Often recommended supplements include vitamins C, D, and E, calcium, omega-3s, and folic acid. These are used to slow age-related eye degeneration, prevent congenital disabilities, prevent heart disease, and improve bone health. Despite trials, antioxidants like vitamins C and E have not been proven to reduce risks for chronic diseases and may have adverse effects at high doses, including increased risks of prostate cancer, respiratory infections, and even increased mortality associated with vitamin E, as well as a higher risk of hip fractures linked to high-dose vitamin A.
Although most micronutrient deficiencies are uncommon in high-income countries, certain groups remain at risk, including older adults (vitamin D, B6, choline), pregnant women (iron), and those with restricted diets such as vegans.
Vitamin D deficiency is common, particularly among non-Hispanic Black Americans and women; severe deficiencies are often linked to low exposure to sunlight.
Calcium and vitamin D supplements are critical for pregnant or lactating individuals with higher nutrient requirements. Iron deficiency anemia is also a concern for women, particularly during pregnancy. While iron supplementation can address this issue, high doses have been linked to side effects such as constipation and nausea. Folic acid fortification in foods has greatly reduced neural tube defects and deficiencies are rare, but high doses can impair vitamin B12 status.

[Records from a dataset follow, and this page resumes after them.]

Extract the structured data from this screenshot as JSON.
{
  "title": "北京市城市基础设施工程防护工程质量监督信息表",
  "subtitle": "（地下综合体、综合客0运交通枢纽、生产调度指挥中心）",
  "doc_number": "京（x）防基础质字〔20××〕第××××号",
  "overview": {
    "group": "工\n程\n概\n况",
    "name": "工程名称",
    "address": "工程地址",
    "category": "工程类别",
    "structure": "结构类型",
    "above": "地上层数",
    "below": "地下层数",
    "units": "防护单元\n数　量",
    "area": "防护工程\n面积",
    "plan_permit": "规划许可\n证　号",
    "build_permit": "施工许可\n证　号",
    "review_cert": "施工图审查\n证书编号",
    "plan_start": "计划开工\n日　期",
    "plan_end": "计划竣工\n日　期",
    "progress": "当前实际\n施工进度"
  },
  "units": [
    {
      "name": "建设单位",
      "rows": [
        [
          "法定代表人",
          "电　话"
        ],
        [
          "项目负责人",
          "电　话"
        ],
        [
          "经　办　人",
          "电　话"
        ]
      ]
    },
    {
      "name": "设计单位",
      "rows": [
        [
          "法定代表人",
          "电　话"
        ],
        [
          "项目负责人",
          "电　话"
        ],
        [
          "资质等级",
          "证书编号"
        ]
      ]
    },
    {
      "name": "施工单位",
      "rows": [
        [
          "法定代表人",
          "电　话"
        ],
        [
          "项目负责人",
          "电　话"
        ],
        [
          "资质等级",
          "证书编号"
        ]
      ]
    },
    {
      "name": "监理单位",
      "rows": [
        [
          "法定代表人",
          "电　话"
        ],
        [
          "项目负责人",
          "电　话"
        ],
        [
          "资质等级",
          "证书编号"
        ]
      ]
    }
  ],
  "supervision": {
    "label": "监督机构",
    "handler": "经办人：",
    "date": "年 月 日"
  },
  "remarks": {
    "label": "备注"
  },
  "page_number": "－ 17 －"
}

Micronutrients in the global south
Vitamin A, iron, and iodine deficiencies became an important focus of global nutrition activities in the 1980s, particularly after research showed that vitamin A supplementation could lower preschooler mortality by 34%.

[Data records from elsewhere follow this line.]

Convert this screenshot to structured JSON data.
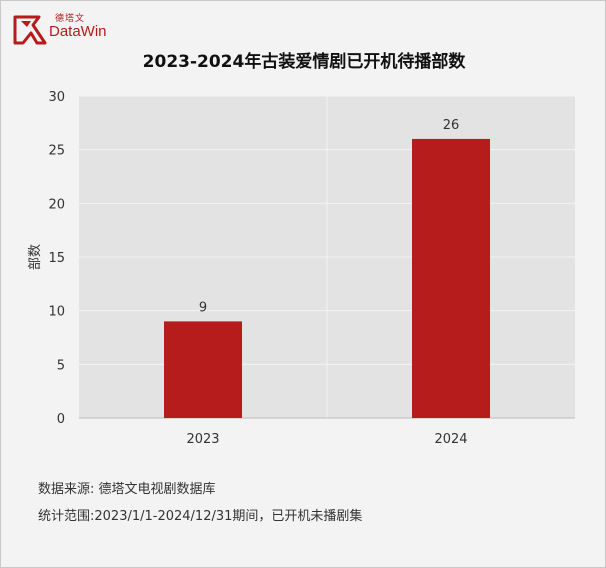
{
  "brand": {
    "name_cn": "德塔文",
    "name_en": "DataWin"
  },
  "colors": {
    "bar": "#b71c1c",
    "plot_bg": "#e3e3e3",
    "grid": "#f3f3f3",
    "text": "#333333",
    "brand": "#b61b1b"
  },
  "footer": {
    "source": "数据来源: 德塔文电视剧数据库",
    "range": "统计范围:2023/1/1-2024/12/31期间，已开机未播剧集"
  },
  "chart_data": {
    "type": "bar",
    "title": "2023-2024年古装爱情剧已开机待播部数",
    "ylabel": "部数",
    "xlabel": "",
    "categories": [
      "2023",
      "2024"
    ],
    "values": [
      9,
      26
    ],
    "data_labels": [
      "9",
      "26"
    ],
    "ylim": [
      0,
      30
    ],
    "yticks": [
      "0",
      "5",
      "10",
      "15",
      "20",
      "25",
      "30"
    ],
    "grid": true,
    "legend": "none"
  }
}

Since then, various interventions, including nutrition education, crop biofortification, food fortification, and supplements, have been used to address micronutrient deficiencies in LMICs through efforts such as the Food Fortification Initiative. Today, 94 countries have laws that require the fortification of grains like rice, maize, and wheat.
Supplementation often targets young children and pregnant women, as they are easily reached through health systems. Recent strategies increasingly favor multiple micronutrient supplements over single-nutrient approaches, often combining up to 15 nutrients to address coexisting deficiencies. Research has shown that supplements with multiple micronutrients, often containing 15 nutrients, can be more beneficial than single-nutrient supplements, for this group. However, the World Health Organization currently recommends multiple micronutrient supplementation during pregnancy, primarily within research contexts, until more definitive evidence is available.
Conclusions
Micronutrient deficiencies remain a significant public health concern, particularly in low- and middle-income countries and various monitoring efforts and interventions have been implemented to address them. Although widespread deficiencies are less common in high-income countries, targeted efforts are still needed for specific at-risk groups.

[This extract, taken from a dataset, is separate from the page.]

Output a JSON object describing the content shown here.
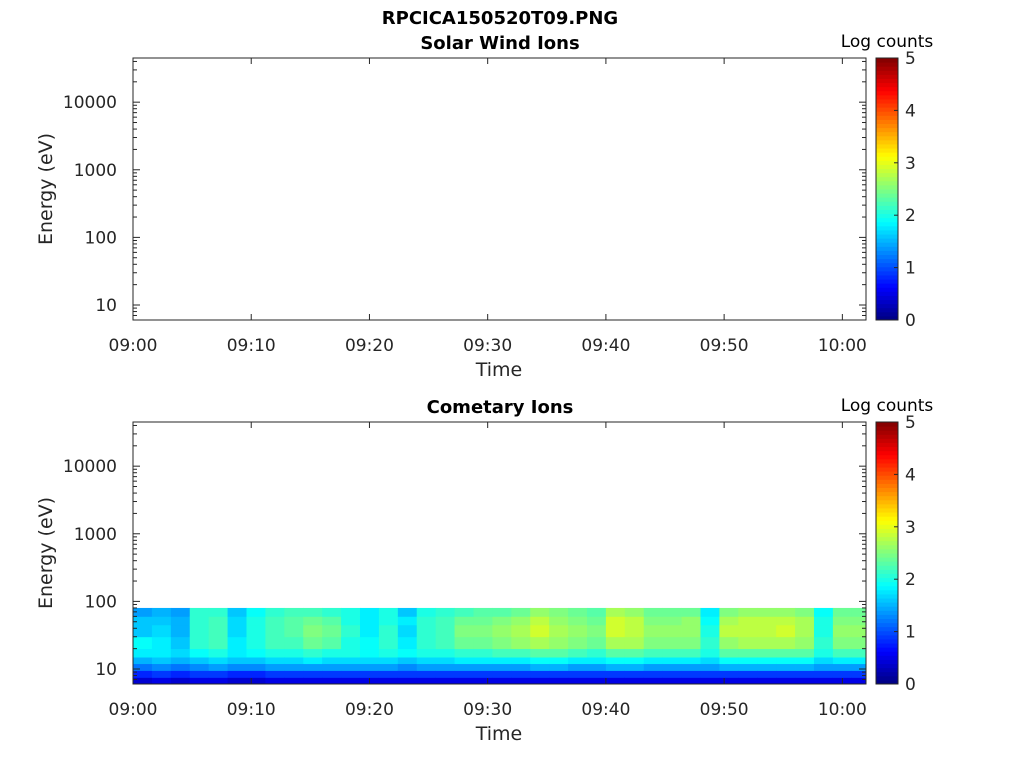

Emerging research using advanced "omics" technologies—such as genomics, proteomics, and metabolomics—is uncovering new biomarkers of deficiency (e.g., GSTO1 for zinc, plasmalogens for B12) and may reveal subtle, non-clinical impacts of marginal deficiencies, especially in vulnerable populations.
Ongoing research into improved biomarkers and more advanced metabolomics and genomics studies can improve our understanding of these deficiencies and optimize interventions for those who need them.